Whistle and I'll Come (1967) is an homage to Scotland's national poet Robert Burns. 'Whistle my Love and I'll Come Down' is a Scottish love ballad that predated Robert Burns and was refined by the latter into a wistful song. Flora Kidd adapts this popular song into a romantic novel. The following stanza from Robert Burns' song is introduced in the beginning of her story.
'O whistle, an' I'll come to ye, my lad;
O whistle, an' I'll come to ye, my lad:
Though father and mither should baith gae mad,
O whistle, an' I'll come to ye, my lad. Robert Burns
Like her 1967 release Whistle and I'll Come, she sets up the hero and the heroine of When Birds Do Sing (1970) against the theme of John Keats' poem "La Belle Dame sans Merci" ("The Beautiful Lady without Pity"). Although "La Belle Dame sans Merci" opens with a description of the knight in a barren landscape, "haggard" and "woe-begone", it is the heroine Lindsay in When Birds Do Sing (1970) who shares such sentiment. Unlike the conclusion of the first stanza of Keats' poem, Flora Kidd's story has a happy ending where birds do sing.
O what can ail thee, knight at arms,
Alone and palely loitering?
The sedge has wither'd from the lake,
And no birds sing. John Keats
My Heart Remembers (1971) is a title borrowed from Robert Louis Stevenson's poem To S.R. Crockett written in Valimia, which is also mentioned in the story. Sally from little seaside town of Portbride, Scotland finds her sib, a local expression best defined as soul-mate, in Ross since both share in the communion with surrounding moorland:
Blows the wind to-day, and the sun and the rain are flying,
Blows the wind on the moors to-day and now,
Where about the graves of the martyrs the whaups are crying,
My heart remembers how! Robert Louis Stevenson
The Legend of the Swans (1973) is based on one of many Highland folklores, where a pair of swans return to the loch. The swans have come back after being away for three hundred years. Then the chief of the Macneal clan was the master of the glen where the loch belonged. Like the current master Captain Will Fox, he was a soldier, too. He brought a young bride with him from the South. But she was often lonely. One day she disappeared. She went south when the swans flew south. The glen has been cursed ever since. However, the curse is lifted when history repeats itself once more as Gina arrives in the glen with Will.

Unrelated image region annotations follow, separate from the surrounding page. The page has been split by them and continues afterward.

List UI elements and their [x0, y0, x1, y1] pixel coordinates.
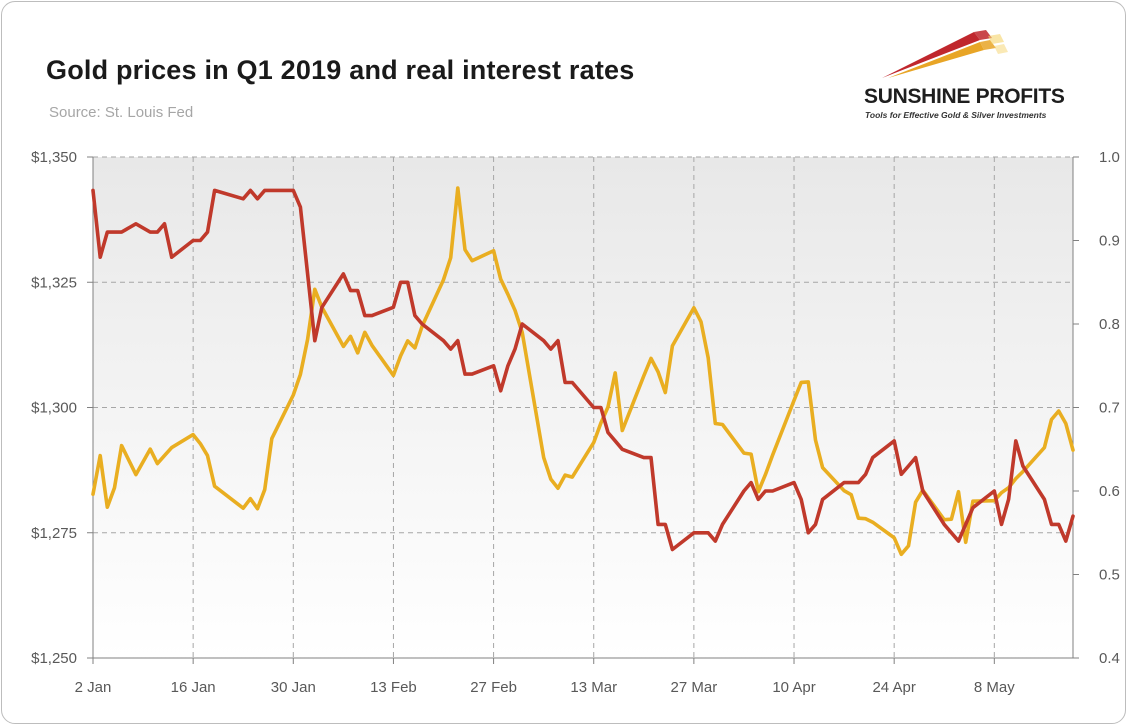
chart-source: Source: St. Louis Fed: [49, 104, 194, 121]
sunshine-profits-logo: SUNSHINE PROFITS Tools for Effective Gol…: [862, 26, 1076, 122]
right-axis-label: 0.5: [1099, 567, 1120, 584]
x-axis-label: 13 Mar: [570, 679, 617, 696]
left-axis-label: $1,325: [31, 274, 77, 291]
x-axis-label: 24 Apr: [872, 679, 915, 696]
axes: [87, 156, 1079, 664]
logo-name: SUNSHINE PROFITS: [864, 85, 1065, 108]
x-axis-label: 13 Feb: [370, 679, 417, 696]
x-axis-label: 16 Jan: [171, 679, 216, 696]
real-interest-rate-line: [91, 188, 1075, 552]
gold-price-line: [91, 186, 1075, 557]
x-axis-label: 2 Jan: [75, 679, 112, 696]
right-axis-label: 0.4: [1099, 650, 1120, 667]
right-axis-label: 0.7: [1099, 400, 1120, 417]
x-axis-label: 30 Jan: [271, 679, 316, 696]
tick-labels: $1,250 $1,275 $1,300 $1,325 $1,350 2 Jan 16 Ja…: [31, 149, 1120, 696]
x-axis-label: 8 May: [974, 679, 1015, 696]
gridlines: [93, 156, 1073, 658]
x-axis-label: 27 Mar: [671, 679, 718, 696]
left-axis-label: $1,300: [31, 400, 77, 417]
x-axis-label: 27 Feb: [470, 679, 517, 696]
right-axis-label: 0.8: [1099, 316, 1120, 333]
left-axis-label: $1,350: [31, 149, 77, 166]
chart-title: Gold prices in Q1 2019 and real interest…: [46, 55, 635, 85]
right-axis-label: 1.0: [1099, 149, 1120, 166]
x-axis-label: 10 Apr: [772, 679, 815, 696]
right-axis-label: 0.9: [1099, 233, 1120, 250]
left-axis-label: $1,250: [31, 650, 77, 667]
right-axis-label: 0.6: [1099, 483, 1120, 500]
logo-tagline: Tools for Effective Gold & Silver Invest…: [865, 110, 1047, 120]
left-axis-label: $1,275: [31, 525, 77, 542]
series-lines: [91, 186, 1075, 557]
logo-arrows-icon: [882, 30, 1008, 78]
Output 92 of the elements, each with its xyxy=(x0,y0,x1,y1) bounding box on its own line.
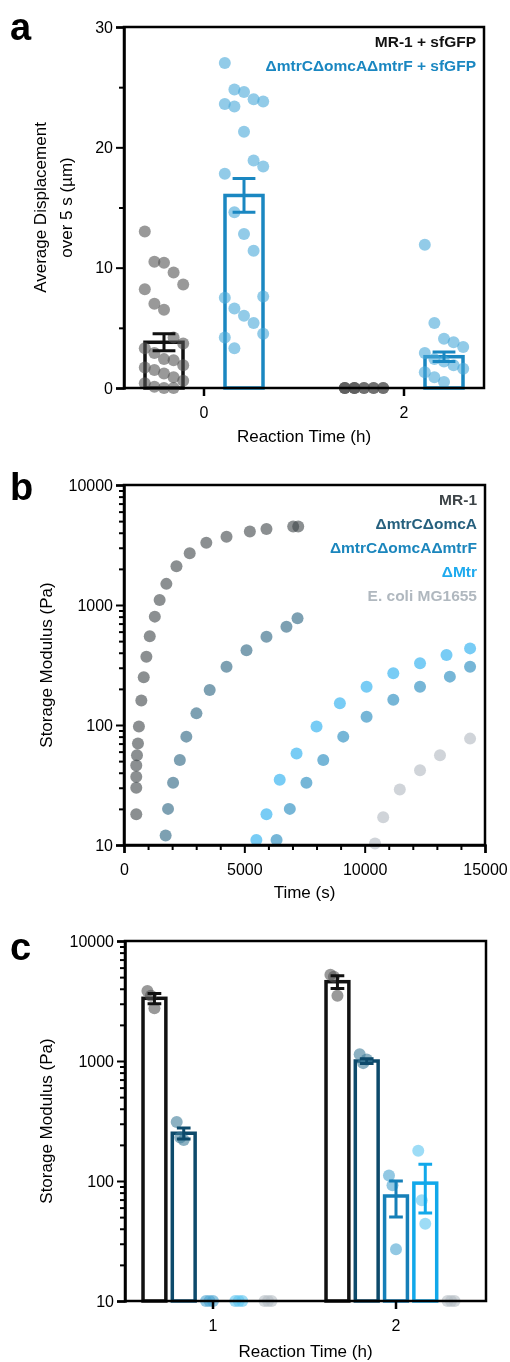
point xyxy=(440,649,453,661)
point xyxy=(203,683,216,696)
y-axis-title: Storage Modulus (Pa) xyxy=(37,1038,56,1204)
point xyxy=(130,808,143,821)
point xyxy=(464,732,477,745)
point xyxy=(260,523,273,535)
point xyxy=(464,642,477,655)
point xyxy=(317,754,330,767)
point xyxy=(360,680,373,693)
y-tick-label: 1000 xyxy=(77,596,114,614)
point xyxy=(140,650,153,663)
point xyxy=(162,802,175,815)
y-tick-label: 100 xyxy=(87,1172,115,1190)
point xyxy=(414,657,427,670)
point xyxy=(290,747,303,760)
chart-title: c xyxy=(10,926,32,968)
point xyxy=(180,730,193,743)
x-tick-label: 2 xyxy=(391,1317,401,1335)
y-tick-label: 20 xyxy=(95,138,114,156)
point xyxy=(387,667,400,680)
point xyxy=(443,670,456,683)
point xyxy=(143,630,156,643)
y-tick-label: 10 xyxy=(95,259,114,277)
x-tick-label: 2 xyxy=(399,404,409,422)
point xyxy=(260,630,273,643)
x-tick-label: 10000 xyxy=(342,861,388,879)
point xyxy=(377,811,390,824)
y-tick-label: 30 xyxy=(95,18,114,36)
y-tick-label: 1000 xyxy=(78,1052,115,1070)
point xyxy=(360,710,373,723)
point xyxy=(130,759,143,772)
text: ΔmtrCΔomcA xyxy=(375,515,477,532)
point xyxy=(173,754,186,767)
point xyxy=(137,671,150,684)
point xyxy=(434,749,446,762)
point xyxy=(333,697,346,710)
y-tick-label: 10 xyxy=(96,1292,115,1310)
text: E. coli MG1655 xyxy=(367,587,478,604)
point xyxy=(393,783,406,796)
x-tick-label: 15000 xyxy=(463,861,508,879)
point xyxy=(148,610,161,623)
chart-title: b xyxy=(10,466,34,508)
point xyxy=(190,707,203,720)
point xyxy=(131,737,144,750)
x-axis-title: Reaction Time (h) xyxy=(238,1342,373,1361)
point xyxy=(160,577,173,590)
point xyxy=(387,693,400,706)
point xyxy=(260,808,273,821)
x-axis-title: Time (s) xyxy=(273,883,336,902)
point xyxy=(310,720,323,733)
y-tick-label: 0 xyxy=(104,379,114,397)
point xyxy=(130,770,143,783)
point xyxy=(220,530,233,543)
y-tick-label: 10000 xyxy=(69,932,115,950)
x-tick-label: 5000 xyxy=(227,861,263,879)
y-tick-label: 10000 xyxy=(68,476,114,494)
text: ΔmtrCΔomcAΔmtrF xyxy=(329,539,477,556)
y-axis-title: Storage Modulus (Pa) xyxy=(37,582,56,748)
x-tick-label: 1 xyxy=(208,1317,218,1335)
point xyxy=(220,660,233,673)
point xyxy=(240,644,253,657)
point xyxy=(183,547,196,560)
point xyxy=(414,680,427,693)
point xyxy=(159,829,172,842)
x-axis-title: Reaction Time (h) xyxy=(236,427,372,446)
text: ΔmtrCΔomcAΔmtrF + sfGFP xyxy=(265,57,476,74)
point xyxy=(170,560,183,573)
point xyxy=(337,730,350,743)
y-tick-label: 10 xyxy=(95,836,114,854)
point xyxy=(283,802,296,815)
point xyxy=(291,612,304,625)
point xyxy=(273,773,286,786)
text: MR-1 xyxy=(439,491,478,508)
chart-title: a xyxy=(10,6,32,48)
point xyxy=(153,594,166,607)
text: MR-1 + sfGFP xyxy=(374,33,476,50)
point xyxy=(280,620,293,633)
point xyxy=(292,520,305,533)
point xyxy=(131,749,143,762)
y-tick-label: 100 xyxy=(86,716,114,734)
x-tick-label: 0 xyxy=(120,861,130,879)
point xyxy=(132,720,145,733)
text: ΔMtr xyxy=(441,563,477,580)
y-axis-title: Average Displacement over 5 s (µm) xyxy=(31,121,76,293)
point xyxy=(167,776,180,789)
point xyxy=(135,694,148,707)
point xyxy=(414,764,427,777)
point xyxy=(200,536,213,549)
point xyxy=(300,776,313,789)
point xyxy=(130,781,143,794)
point xyxy=(464,660,477,673)
point xyxy=(243,525,256,538)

Her love for the Scottish highlands is evident in the warmth of the characters depicted in Stranger in the Glen (1974). Here the arrival of Duncan coincides in Jan's imagination of the long-awaited return of a local hero whose last descendant, a young man, emigrated to Australia.
Flora Kidd inevitably uses various other locations for her stories. However, Scotland remains a sentimental favorite. For example, her 1979 novel Stay Through the Night set on the other side of Atlantic in the Caribbean, contains an episode in which the main protagonists are back in Scotland.
The plots for Gallant's Fancy (1974) and Enchantment in Blue (1976) also take off in the Caribbean Islands, indicating a period of writing that took Flora Kidd to the location of her novels. "Gallant's Fancy" (1974) presents an interesting anecdote to the 'typing pool' where all aspiring working girls were relegated at one time or another. A job offer in far away Caribbean seemed to the heroine a chance to break from the routine.
The Canadian Affair (1979) shows Flora Kidd in her transition mode from Scotland to Canada.